前回、ダブルエーには「店舗の在庫を極小化する」意識、すなわち最低限の在庫と販売機会損失の防止とを両立させる意識があるのではないかという話をしました。
そのオペレーションの優秀さを理解していただきやすくするために、仮想の「平凡な靴屋」(以後、靴屋Aとします)と対比してみたいと思います。
前提は以下の通りとします。
【靴屋Aの前提】
・売り逃し(販売機会損失)を何よりも恐れている。
・仕入れは卸経由。メーカーへの情報伝達は間接的。
・ECは一店舗と同じ位置付けで、販売チャネルの一つとして用意(マルチチャネル)。
このケースで何が起こるかを見ていきます。
まず、店舗では売り逃しを恐れるあまり、それぞれの品目別に、できるだけ多くの在庫を積もうとします。
それぞれの店舗にたくさん積んであるので、倉庫からの供給の頻度は程々でいい、と考えたとします(この場合、週2回としておきます)。
すると、店舗ごとの在庫のバラツキが目立ってくるようになります。
ある商品が、店舗Aで売れ行きが良く欠品となっている一方で、店舗Bではダブついている、しかも店舗Aになかなか補充されない、ということが起こってきます。

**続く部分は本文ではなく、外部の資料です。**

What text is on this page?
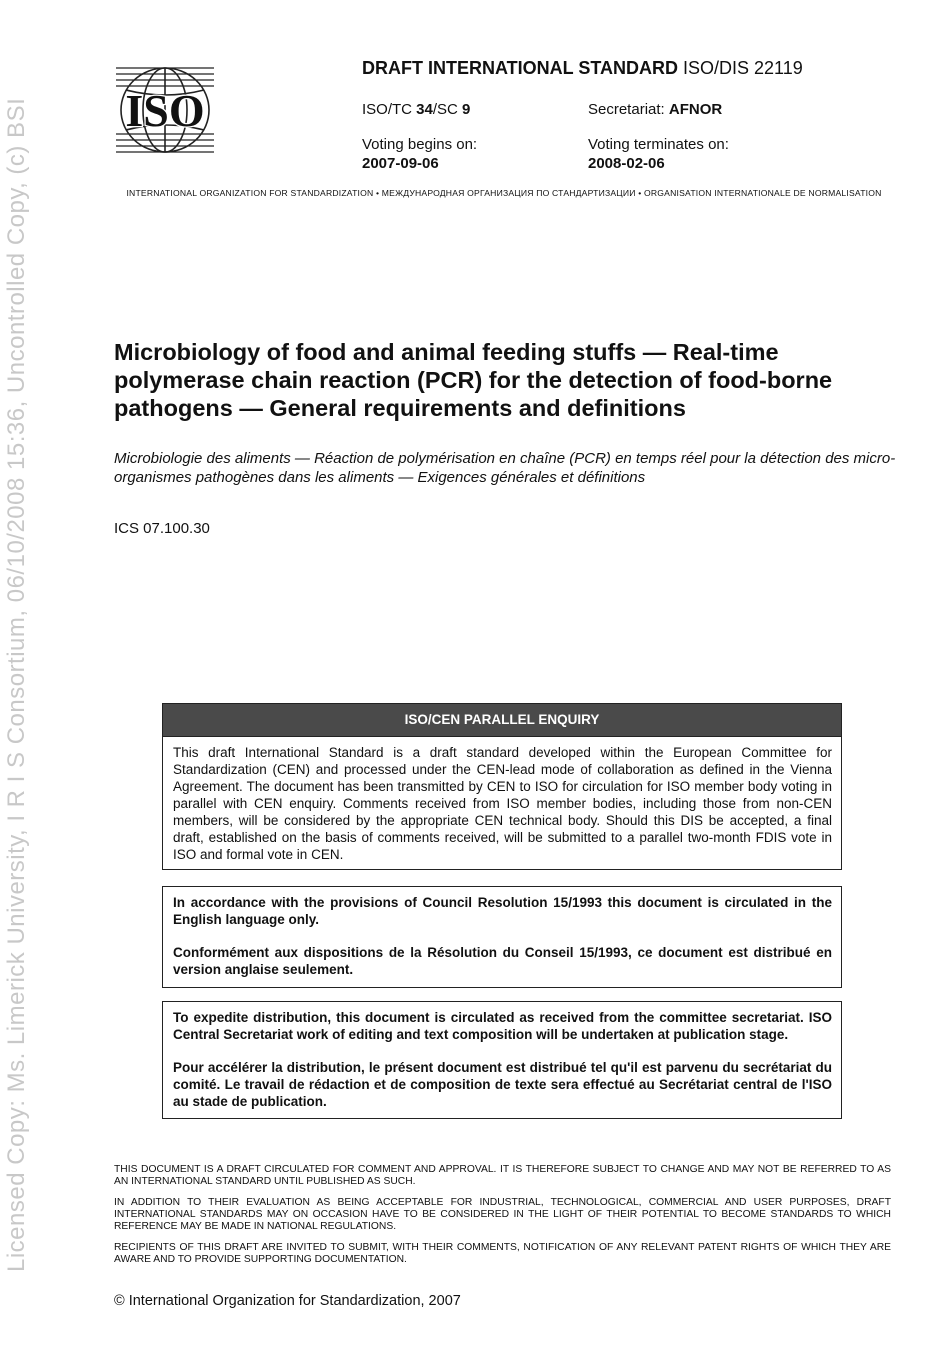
Licensed Copy: Ms. Limerick University, I R I S Consortium, 06/10/2008 15:36, Uncontrolled Copy, (c) BSI ISO
DRAFT INTERNATIONAL STANDARD ISO/DIS 22119
ISO/TC 34/SC 9	Secretariat: AFNOR
Voting begins on:
2007-09-06
Voting terminates on:
2008-02-06
INTERNATIONAL ORGANIZATION FOR STANDARDIZATION • МЕЖДУНАРОДНАЯ ОРГАНИЗАЦИЯ ПО СТАНДАРТИЗАЦИИ • ORGANISATION INTERNATIONALE DE NORMALISATION
Microbiology of food and animal feeding stuffs — Real-time polymerase chain reaction (PCR) for the detection of food-borne pathogens — General requirements and definitions
Microbiologie des aliments — Réaction de polymérisation en chaîne (PCR) en temps réel pour la détection des micro-organismes pathogènes dans les aliments — Exigences générales et définitions
ICS 07.100.30
ISO/CEN PARALLEL ENQUIRY

This draft International Standard is a draft standard developed within the European Committee for Standardization (CEN) and processed under the CEN-lead mode of collaboration as defined in the Vienna Agreement. The document has been transmitted by CEN to ISO for circulation for ISO member body voting in parallel with CEN enquiry. Comments received from ISO member bodies, including those from non-CEN members, will be considered by the appropriate CEN technical body. Should this DIS be accepted, a final draft, established on the basis of comments received, will be submitted to a parallel two-month FDIS vote in ISO and formal vote in CEN.

In accordance with the provisions of Council Resolution 15/1993 this document is circulated in the English language only.

Conformément aux dispositions de la Résolution du Conseil 15/1993, ce document est distribué en version anglaise seulement.

To expedite distribution, this document is circulated as received from the committee secretariat. ISO Central Secretariat work of editing and text composition will be undertaken at publication stage.

Pour accélérer la distribution, le présent document est distribué tel qu'il est parvenu du secrétariat du comité. Le travail de rédaction et de composition de texte sera effectué au Secrétariat central de l'ISO au stade de publication.

THIS DOCUMENT IS A DRAFT CIRCULATED FOR COMMENT AND APPROVAL. IT IS THEREFORE SUBJECT TO CHANGE AND MAY NOT BE REFERRED TO AS AN INTERNATIONAL STANDARD UNTIL PUBLISHED AS SUCH.
IN ADDITION TO THEIR EVALUATION AS BEING ACCEPTABLE FOR INDUSTRIAL, TECHNOLOGICAL, COMMERCIAL AND USER PURPOSES, DRAFT INTERNATIONAL STANDARDS MAY ON OCCASION HAVE TO BE CONSIDERED IN THE LIGHT OF THEIR POTENTIAL TO BECOME STANDARDS TO WHICH REFERENCE MAY BE MADE IN NATIONAL REGULATIONS.
RECIPIENTS OF THIS DRAFT ARE INVITED TO SUBMIT, WITH THEIR COMMENTS, NOTIFICATION OF ANY RELEVANT PATENT RIGHTS OF WHICH THEY ARE AWARE AND TO PROVIDE SUPPORTING DOCUMENTATION.
© International Organization for Standardization, 2007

靴屋Aのチェーン全体で見れば在庫があるにも関わらず、本来なら売れる場所にその在庫がないという事態。
売り逃しを恐れて店舗に在庫を積んでいるのに、実は知らず知らずのうちに、チェーン全体で見ればあちこちで大きな販売機会損失を生んでいるということになりがちです。
余計な在庫を積んでいて売り切るのに時間がかかるため、商品の入れ替わりがイマイチで、せっかくの欲しい商品も欠品が目立つということになれば、客足も遠のいていきます。
ECも運営しておりますが、一店舗と同じ位置付けに留まっている以上、売り逃しの抑制にはさほど貢献しないでしょう。
流通の多段階性も問題です。
生産から販売までのリードタイムが長くなると、需要予測の精度は低くなります。
店舗で小さな需要の変動が生じると、チェーン全体、卸、工場とサプライチェーンの川上に遡るほど、さらなる変動に備え、各段階で認識する需要変動は実際よりも大きくなっていきます。
極端に言えば、店舗▲5足→チェーン全体▲20足→卸▲50足→工場▲100足 というように…
(牛に使うムチを振った時、小さな揺れが手元から遠くなるほど大きな揺れになることに例え、これを「ブルウィップ効果」と言います。)
靴屋A全体の在庫が膨らむだけでなく、サプライチェーン全体で見ても大変非効率となります。
そしてリードタイムが長くなると、トレンドの変化を迅速に採り入れられなくなるのも大きなマイナスです。
これも売り逃しにつながります。
店舗単位でたっぷり在庫を積もうとする意識、そしてリードタイムの長さは、このように恐ろしい結果を招きかねません。